In outpatients with available FFMI (n = 135), the associations between the ESPEN definition for malnutrition and clinically relevant outcome were almost identical to the results in the total population. The association with SPPB score slightly attenuated from a 1.814 lower SPPB score (p = 0.025) in the total population to a 1.523 point lower SPPB score (p = 0.074) in the outpatients with FFMI available. The association with low MMSE score changed from a 2.614 higher odds (p = 0.110) on a low MMSE score in the total population into a 3.934 higher odds (p = 0.033) on a low MMSE score in outpatients with FFMI available.

Discussion

This cross-sectional study is the first to describe the association between being malnourished based on the new ESPEN definition and clinically relevant outcome measures in geriatric outpatients. Being malnourished was associated with lower HGS, lower SPPB score, higher TUG time and higher HADS depression score. A trend was found between being malnourished and falls. No association was found between being malnourished and low MMSE score. The study confirms the low impact of having a low BMI alone on diagnosing malnutrition, and pleads for the combination of parameters of energy depletion (weight loss) and protein depletion (loss of fat free mass) as suggested in the ESPEN definition.

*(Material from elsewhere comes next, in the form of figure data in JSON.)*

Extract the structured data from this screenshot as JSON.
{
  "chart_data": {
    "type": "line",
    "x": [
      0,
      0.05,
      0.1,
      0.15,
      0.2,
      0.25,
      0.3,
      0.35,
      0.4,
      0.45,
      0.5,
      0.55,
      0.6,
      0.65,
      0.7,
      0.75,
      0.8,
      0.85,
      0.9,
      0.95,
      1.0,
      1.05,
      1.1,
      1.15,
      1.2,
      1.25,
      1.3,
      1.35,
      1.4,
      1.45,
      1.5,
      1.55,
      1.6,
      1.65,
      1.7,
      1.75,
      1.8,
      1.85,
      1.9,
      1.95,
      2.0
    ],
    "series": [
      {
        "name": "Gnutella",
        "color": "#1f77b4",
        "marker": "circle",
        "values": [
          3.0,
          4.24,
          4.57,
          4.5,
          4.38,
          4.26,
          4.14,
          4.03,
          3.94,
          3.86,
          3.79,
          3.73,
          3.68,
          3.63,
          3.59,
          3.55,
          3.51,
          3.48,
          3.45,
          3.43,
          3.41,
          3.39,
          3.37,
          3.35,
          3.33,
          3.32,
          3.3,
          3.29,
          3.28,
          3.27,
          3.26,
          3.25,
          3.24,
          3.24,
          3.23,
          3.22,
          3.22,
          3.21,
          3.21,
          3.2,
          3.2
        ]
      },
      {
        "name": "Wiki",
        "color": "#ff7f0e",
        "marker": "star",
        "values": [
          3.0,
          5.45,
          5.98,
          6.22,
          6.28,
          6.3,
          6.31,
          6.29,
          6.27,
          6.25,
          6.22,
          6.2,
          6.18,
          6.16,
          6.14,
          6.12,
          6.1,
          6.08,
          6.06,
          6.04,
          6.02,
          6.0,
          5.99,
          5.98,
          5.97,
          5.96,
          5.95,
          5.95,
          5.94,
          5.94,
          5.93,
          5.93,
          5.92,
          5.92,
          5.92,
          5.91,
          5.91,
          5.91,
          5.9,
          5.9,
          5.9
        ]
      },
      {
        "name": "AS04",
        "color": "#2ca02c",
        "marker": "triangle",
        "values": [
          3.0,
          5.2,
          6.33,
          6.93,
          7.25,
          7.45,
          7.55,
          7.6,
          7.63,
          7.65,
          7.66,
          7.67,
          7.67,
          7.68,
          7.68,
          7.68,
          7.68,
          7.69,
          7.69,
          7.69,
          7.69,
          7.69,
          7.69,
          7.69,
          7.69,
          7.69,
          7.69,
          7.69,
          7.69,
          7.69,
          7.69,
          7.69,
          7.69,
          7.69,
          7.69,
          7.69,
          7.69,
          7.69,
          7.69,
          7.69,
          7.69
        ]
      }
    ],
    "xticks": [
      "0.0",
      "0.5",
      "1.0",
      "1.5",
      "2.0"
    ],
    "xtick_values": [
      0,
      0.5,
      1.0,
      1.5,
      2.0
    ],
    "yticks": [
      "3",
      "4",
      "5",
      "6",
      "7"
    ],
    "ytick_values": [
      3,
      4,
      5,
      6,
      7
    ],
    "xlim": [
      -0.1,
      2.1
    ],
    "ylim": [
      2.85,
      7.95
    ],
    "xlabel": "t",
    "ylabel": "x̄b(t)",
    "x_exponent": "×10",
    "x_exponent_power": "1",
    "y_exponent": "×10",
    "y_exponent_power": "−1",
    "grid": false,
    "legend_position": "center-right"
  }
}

Geriatric outpatient population

The prevalence of malnutrition according to the ESPEN definition in this study (8.2%) is in line with a recently published meta-analysis by Cereda et al. using the full Mini Nutritional Assessment (MNA) in geriatric outpatients (6.4%) [2]. Our study also confirms the previously reported associations between (the risk of) malnutrition (mostly defined by MNA) and HGS, SPPB score, TUG and HADS depression score [4,5,6, 13].

In the present study, a trend was observed for the association between being malnourished and falls. This is in discrepancy with a study of van Bokhorst de van der Schueren et al. [6] where falls were recalled differently as ever versus never and the present study reported a fall (yes/no) in the past 12 months.

In the present study, no association was found between being malnourished and a low MMSE score which is in line with previous studies [6, 14] in a population of geriatric patients.

In previous studies, the terms “malnutrition” and “risk of malnutrition” were often used interchangeably, leading to higher prevalence rates of malnutrition. The variety of settings in which studies were performed may also explain the different prevalence rates and different associations between malnutrition and outcome measures.

Strengths and limitations

This study is the first to describe the association between the new ESPEN criteria for malnutrition and clinically relevant outcome measures. In addition, the clinically relevant outcome measures that were used were measured objectively, except for falls and HADS, which were obtained by questionnaires.

A limitation of this study is the small sample of malnourished outpatients. The low prevalence might be a definition problem: if the definition is too strict, the prevalence will always be low. Another problem might be that geriatric outpatients are often at risk for malnutrition instead of being diagnosed as malnourished; until now the ESPEN definition does not have a category for at-risk patients. Furthermore, the complexity of diagnosing malnutrition is a limitation; for example cognitive impairment, depression or falls may be risk factors as well as outcome factors. A final limitation is that a small inter-observer variability could have occurred, although standard operating procedures were applied.

Conclusion

This study is the first to confirm the association between being malnourished, defined by the new ESPEN definition, and clinically relevant outcome measures in a population of geriatric outpatients. Future research should focus on determining the predictive value of the ESPEN definition and thereby taking the different cut off points used into account.